Son zamanlarda katıldığım konferanslarım, radyo ve televizyon programlarım tatsız ve tuzsuz geçiyor.
Bir şeyler anlatıyorum ama aklım ve fikrim hep başka yerlerde.
Konferansıma başlarken;
Çevre temizliği diyorum, çevremizi kirletmeyelim diyorum.
Gazze sokakları aklıma geliyor.
O sokaklardaki kan ve barut kokusunu hissediyorum.
Anlatamıyorum, cümlenin sonunu getiremiyorum.
“Çocukların sağlığı için iyi beslenmeliler” diye söze başlamaya çalışıyorum,
Sonunu yine getiremiyorum
Çünkü Gazze’deki aç susuz çocuklar aklıma geliyor.
Her gün su içmeliyiz ama kaliteli su bulun, mümkünse plastik şişeden olmasın cam şişelerden için diyecek oluyorum.
Gazze’de su bulamayan insanlar aklıma geliyor.
Düğümleniyorum,
Utanıyorum.
Şeker ve tuz tüketimini azaltalım ki vücudumuz daha sıhhatli ve dinç olsun diye konuşmamı açmak istiyorum.
Şeker ve tuz bulamayan yine Gazze’deki insanlar aklıma geliyor.
Açlıktan ölen masum çocuklar gözlerimin önünden bir film şeridi gibi geçiyor.
Lütfen gürültü yapmayın, insanları rahatsız etmeyin güzel davranışlar sergileyelim diyecek oluyorum.
Gazze’deki bombaların adeta seslerini işitiyorum. Kulak zarlarımı patlatıyor hissine kapılıyorum.
Son yılların akademik çalışmalarından örnekler vermeye başlayım diyorum.
Ölümlerin olduğu bir dünyada akademik çalışmayı anlatmak mı? O da ne içten içe ağlıyorum.
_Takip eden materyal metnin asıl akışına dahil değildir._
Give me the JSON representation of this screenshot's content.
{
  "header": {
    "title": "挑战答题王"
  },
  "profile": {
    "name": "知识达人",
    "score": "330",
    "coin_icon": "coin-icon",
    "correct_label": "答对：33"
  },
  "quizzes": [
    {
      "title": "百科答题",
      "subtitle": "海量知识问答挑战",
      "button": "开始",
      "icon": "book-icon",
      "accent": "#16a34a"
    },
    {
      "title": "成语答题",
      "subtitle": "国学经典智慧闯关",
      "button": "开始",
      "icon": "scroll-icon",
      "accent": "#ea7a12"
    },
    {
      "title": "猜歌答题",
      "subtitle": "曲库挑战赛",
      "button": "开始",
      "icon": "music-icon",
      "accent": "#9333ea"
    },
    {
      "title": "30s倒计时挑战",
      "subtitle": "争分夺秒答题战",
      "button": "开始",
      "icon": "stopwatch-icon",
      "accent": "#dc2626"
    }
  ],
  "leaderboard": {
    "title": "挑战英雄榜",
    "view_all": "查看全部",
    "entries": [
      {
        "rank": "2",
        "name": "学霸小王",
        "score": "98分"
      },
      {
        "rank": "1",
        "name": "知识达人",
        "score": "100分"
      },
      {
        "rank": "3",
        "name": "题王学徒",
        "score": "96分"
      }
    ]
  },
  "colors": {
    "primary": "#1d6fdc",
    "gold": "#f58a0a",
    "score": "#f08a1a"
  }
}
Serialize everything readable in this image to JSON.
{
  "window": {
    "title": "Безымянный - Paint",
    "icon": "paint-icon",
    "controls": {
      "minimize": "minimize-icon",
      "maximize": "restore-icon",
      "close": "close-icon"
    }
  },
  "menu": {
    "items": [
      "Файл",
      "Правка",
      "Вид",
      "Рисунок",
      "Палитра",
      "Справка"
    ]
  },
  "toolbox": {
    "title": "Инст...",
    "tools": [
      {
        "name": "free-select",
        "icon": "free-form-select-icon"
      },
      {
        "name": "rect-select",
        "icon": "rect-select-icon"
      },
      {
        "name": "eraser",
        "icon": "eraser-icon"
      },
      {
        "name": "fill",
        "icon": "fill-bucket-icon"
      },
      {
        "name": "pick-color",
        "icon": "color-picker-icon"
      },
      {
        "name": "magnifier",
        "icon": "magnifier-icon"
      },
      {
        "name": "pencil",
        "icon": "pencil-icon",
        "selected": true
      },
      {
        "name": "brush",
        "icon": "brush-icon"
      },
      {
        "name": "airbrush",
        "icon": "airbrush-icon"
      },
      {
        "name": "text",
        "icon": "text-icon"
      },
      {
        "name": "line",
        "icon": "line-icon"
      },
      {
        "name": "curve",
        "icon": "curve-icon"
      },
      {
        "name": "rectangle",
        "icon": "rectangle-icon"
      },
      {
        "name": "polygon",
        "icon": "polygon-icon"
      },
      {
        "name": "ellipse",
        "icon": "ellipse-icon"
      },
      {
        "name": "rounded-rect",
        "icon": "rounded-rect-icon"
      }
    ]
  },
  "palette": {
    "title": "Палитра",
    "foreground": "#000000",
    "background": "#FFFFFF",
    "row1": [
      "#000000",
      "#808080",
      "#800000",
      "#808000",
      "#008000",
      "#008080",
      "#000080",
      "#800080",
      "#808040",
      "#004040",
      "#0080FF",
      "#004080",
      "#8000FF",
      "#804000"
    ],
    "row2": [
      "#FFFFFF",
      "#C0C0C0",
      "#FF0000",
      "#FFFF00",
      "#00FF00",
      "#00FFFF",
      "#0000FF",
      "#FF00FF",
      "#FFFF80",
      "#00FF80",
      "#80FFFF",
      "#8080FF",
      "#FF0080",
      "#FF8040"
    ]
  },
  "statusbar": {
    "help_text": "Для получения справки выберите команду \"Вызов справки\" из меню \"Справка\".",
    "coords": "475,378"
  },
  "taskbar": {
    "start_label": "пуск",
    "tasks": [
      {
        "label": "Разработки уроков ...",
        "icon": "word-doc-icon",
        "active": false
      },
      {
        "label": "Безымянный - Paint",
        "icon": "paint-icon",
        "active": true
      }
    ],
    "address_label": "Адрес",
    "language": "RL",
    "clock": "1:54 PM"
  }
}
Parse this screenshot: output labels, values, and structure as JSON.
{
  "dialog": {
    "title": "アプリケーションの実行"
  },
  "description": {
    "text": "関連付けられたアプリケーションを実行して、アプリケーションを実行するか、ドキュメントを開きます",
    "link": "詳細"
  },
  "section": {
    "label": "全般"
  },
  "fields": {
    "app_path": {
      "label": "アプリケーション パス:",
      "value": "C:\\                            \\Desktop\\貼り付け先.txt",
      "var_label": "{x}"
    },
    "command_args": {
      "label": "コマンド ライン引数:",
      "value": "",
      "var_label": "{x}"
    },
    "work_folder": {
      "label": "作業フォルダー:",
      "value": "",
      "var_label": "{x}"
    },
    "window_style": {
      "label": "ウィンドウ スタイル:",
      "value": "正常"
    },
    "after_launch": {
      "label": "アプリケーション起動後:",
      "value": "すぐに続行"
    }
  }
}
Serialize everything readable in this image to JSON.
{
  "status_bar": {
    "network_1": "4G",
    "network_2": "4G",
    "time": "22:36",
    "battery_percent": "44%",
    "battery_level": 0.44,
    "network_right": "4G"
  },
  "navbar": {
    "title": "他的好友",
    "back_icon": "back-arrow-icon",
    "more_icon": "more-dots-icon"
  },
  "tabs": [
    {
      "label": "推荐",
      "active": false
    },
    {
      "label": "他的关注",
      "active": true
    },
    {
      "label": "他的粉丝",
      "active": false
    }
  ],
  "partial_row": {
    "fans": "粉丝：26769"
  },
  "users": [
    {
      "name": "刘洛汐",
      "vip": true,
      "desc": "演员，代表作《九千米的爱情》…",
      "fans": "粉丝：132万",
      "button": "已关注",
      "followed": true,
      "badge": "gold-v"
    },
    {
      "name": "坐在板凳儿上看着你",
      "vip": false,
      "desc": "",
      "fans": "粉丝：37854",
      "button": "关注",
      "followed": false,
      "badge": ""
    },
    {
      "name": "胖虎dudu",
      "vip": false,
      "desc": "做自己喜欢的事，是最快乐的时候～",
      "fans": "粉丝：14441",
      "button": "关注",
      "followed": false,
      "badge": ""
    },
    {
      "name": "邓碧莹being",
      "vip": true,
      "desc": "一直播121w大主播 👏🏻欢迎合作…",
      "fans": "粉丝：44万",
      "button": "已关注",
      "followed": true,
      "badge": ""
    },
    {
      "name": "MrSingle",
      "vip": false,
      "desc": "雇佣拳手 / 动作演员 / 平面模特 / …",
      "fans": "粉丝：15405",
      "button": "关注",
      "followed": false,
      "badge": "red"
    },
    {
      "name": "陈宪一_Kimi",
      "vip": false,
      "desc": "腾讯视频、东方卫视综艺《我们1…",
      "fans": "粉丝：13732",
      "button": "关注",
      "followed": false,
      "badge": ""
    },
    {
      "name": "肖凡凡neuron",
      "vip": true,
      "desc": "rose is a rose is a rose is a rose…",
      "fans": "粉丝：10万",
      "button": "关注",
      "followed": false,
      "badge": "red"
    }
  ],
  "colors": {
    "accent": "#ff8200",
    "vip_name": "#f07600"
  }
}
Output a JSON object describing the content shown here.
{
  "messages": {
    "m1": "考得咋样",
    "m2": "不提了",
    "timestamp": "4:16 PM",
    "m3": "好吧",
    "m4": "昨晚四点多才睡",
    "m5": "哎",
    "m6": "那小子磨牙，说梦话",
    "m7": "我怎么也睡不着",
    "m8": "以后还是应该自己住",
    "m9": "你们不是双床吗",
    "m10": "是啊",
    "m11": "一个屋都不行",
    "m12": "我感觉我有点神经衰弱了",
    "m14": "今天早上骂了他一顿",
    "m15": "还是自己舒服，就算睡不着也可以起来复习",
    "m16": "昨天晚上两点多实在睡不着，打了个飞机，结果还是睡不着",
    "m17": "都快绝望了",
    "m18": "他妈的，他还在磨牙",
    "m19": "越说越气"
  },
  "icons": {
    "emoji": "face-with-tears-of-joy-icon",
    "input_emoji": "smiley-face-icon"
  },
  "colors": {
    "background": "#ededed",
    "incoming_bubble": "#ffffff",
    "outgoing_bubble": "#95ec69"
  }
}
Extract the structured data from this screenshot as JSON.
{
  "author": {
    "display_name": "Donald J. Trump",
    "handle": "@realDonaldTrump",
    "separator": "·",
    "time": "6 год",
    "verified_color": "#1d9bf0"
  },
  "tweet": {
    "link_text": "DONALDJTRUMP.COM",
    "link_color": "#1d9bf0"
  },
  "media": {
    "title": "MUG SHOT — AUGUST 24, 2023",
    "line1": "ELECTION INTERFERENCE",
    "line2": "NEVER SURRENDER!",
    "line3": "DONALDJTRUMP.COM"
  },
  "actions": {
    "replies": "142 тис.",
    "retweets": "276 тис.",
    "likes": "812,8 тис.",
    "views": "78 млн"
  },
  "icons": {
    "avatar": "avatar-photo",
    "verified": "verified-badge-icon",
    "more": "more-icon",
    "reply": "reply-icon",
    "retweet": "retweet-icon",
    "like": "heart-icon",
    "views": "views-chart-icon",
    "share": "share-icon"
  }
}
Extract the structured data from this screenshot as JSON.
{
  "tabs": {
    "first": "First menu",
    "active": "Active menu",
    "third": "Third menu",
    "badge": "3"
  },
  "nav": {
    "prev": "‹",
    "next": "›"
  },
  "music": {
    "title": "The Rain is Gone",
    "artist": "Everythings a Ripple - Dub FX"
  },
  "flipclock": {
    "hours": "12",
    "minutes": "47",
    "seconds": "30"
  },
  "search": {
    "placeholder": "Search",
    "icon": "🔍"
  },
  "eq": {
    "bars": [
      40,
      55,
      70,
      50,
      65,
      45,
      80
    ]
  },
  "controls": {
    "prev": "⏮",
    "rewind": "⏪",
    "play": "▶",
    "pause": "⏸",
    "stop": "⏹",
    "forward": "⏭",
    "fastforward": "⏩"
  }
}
Arakan Müslümanlarını anlatamıyorum bile.
Dayanamıyorum.
İnsanlığımdan utanıyorum,
Çaresizliğime dem vuruyorum.
Vurdumduymazlığa hayıflanıyorum.
Bazen kendi kendimle hasbihal bile edemiyorum artık.
Ben ne yazıyorum ki Allah aşkına.
Sanki dinleyen, okuyan varmış gibi…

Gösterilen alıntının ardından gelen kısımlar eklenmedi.